L’avortement est illégal, et si vous tombez enceinte et vous vous conformez à la loi, votre vie, vos espoirs et vos ambitions sont foutus, parce que vous serez obligée, jugée et déclassée. Tout cela pour avoir baisé avec un homme qui ne subira pas les mêmes conséquences.

Anne est face à des médecins, tous masculins, qui sont terrorisés à l’idée de l’aider – ça pourrait leur coûter leur carrière – ou des militants qui se foutent de sa vie et lui mentent en lui prescrivant un médicament censé provoquer l’avortement, mais qui en réalité renforce la grossesse. L’aide ne peut venir que de celles qui ont vécu la même chose, d’hommes qui savent être des alliés, et de ces « faiseuses d’ange », comme on les appelait, souvent des femmes pauvres qui en avaient vu d’autres et comprenaient ce qui était vraiment en jeu.

L’avortement, dans ces conditions, est terrible. Ce n’est pas l’avortement qui l’est, mais les conditions, faut-il le rappeler.

La détermination d’Anne, qui ne doute pas une seule fois de son choix, fait qu’on veut qu’elle réussisse. Ce qu’elle devra traverser est épouvantable, et aurait pu lui coûter la vie. Et même quelque chose au-delà de sa vie, car si vous arriviez à l’hôpital au bord de la mort pour avoir tenté d’avorter par vos propres moyens, le médecin avait encore ce pouvoir de dire les mots « fausse couche », qui vous libéraient, ou « avortement », qui vous valaient la prison, si vous surviviez.
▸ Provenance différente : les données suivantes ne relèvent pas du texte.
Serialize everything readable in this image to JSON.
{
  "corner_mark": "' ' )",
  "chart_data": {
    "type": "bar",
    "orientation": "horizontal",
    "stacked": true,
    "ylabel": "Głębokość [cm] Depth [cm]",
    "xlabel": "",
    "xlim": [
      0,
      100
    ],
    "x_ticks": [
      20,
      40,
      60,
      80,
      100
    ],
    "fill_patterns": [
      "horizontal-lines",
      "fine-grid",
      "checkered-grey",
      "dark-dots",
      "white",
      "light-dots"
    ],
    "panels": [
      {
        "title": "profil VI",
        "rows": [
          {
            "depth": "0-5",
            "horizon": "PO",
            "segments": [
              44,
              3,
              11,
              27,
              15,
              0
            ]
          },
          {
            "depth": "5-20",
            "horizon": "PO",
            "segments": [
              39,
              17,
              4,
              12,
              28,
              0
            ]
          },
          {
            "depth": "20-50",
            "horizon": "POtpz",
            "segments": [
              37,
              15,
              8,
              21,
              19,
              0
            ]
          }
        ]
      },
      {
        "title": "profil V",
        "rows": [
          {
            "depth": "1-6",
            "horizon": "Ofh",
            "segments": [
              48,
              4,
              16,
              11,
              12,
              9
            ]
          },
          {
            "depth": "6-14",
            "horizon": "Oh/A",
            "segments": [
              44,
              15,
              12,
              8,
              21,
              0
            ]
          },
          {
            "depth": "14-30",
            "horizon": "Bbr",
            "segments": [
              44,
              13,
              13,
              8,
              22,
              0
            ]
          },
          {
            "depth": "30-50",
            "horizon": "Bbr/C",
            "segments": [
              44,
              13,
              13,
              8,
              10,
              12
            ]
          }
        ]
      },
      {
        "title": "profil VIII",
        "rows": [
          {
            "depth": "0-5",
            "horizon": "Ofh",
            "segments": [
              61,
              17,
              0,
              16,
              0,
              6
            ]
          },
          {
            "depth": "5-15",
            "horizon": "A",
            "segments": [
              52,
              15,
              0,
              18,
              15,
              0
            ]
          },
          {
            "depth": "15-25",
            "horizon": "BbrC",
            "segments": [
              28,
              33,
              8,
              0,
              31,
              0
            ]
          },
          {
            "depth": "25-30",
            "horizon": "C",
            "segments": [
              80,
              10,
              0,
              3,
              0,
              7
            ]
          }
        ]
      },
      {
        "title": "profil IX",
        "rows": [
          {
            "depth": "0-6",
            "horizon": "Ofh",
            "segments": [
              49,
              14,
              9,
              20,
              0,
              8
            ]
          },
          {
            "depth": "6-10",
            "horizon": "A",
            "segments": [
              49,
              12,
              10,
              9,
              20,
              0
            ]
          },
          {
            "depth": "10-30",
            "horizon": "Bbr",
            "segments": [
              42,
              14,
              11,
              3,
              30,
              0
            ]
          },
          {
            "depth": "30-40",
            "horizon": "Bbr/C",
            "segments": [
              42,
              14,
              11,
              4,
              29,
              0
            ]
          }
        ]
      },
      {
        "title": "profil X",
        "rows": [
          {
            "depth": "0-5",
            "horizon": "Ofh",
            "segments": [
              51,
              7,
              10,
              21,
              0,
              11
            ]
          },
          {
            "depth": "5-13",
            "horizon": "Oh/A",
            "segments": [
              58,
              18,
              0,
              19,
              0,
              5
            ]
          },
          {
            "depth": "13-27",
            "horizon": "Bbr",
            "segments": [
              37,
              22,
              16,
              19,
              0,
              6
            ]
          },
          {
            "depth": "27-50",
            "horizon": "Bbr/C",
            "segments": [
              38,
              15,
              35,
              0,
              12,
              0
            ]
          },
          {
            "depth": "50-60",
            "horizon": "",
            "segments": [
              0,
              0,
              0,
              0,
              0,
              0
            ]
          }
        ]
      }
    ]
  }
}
À la fin, lors de ses examens, Anne, ayant survécu, prend son crayon pour analyser des vers héroïques de Victor Hugo. J’ai pensé à Annie Ernaux, qui a eu raison d’aller jusqu’au bout, encore plus d’écrire sa vérité dans un roman, car de son choix est née une écrivaine et une œuvre essentielles pour la liberté des femmes, et l’égalité entre les sexes.

L’événement d’Audrey Diwan prend l’affiche en salle vendredi.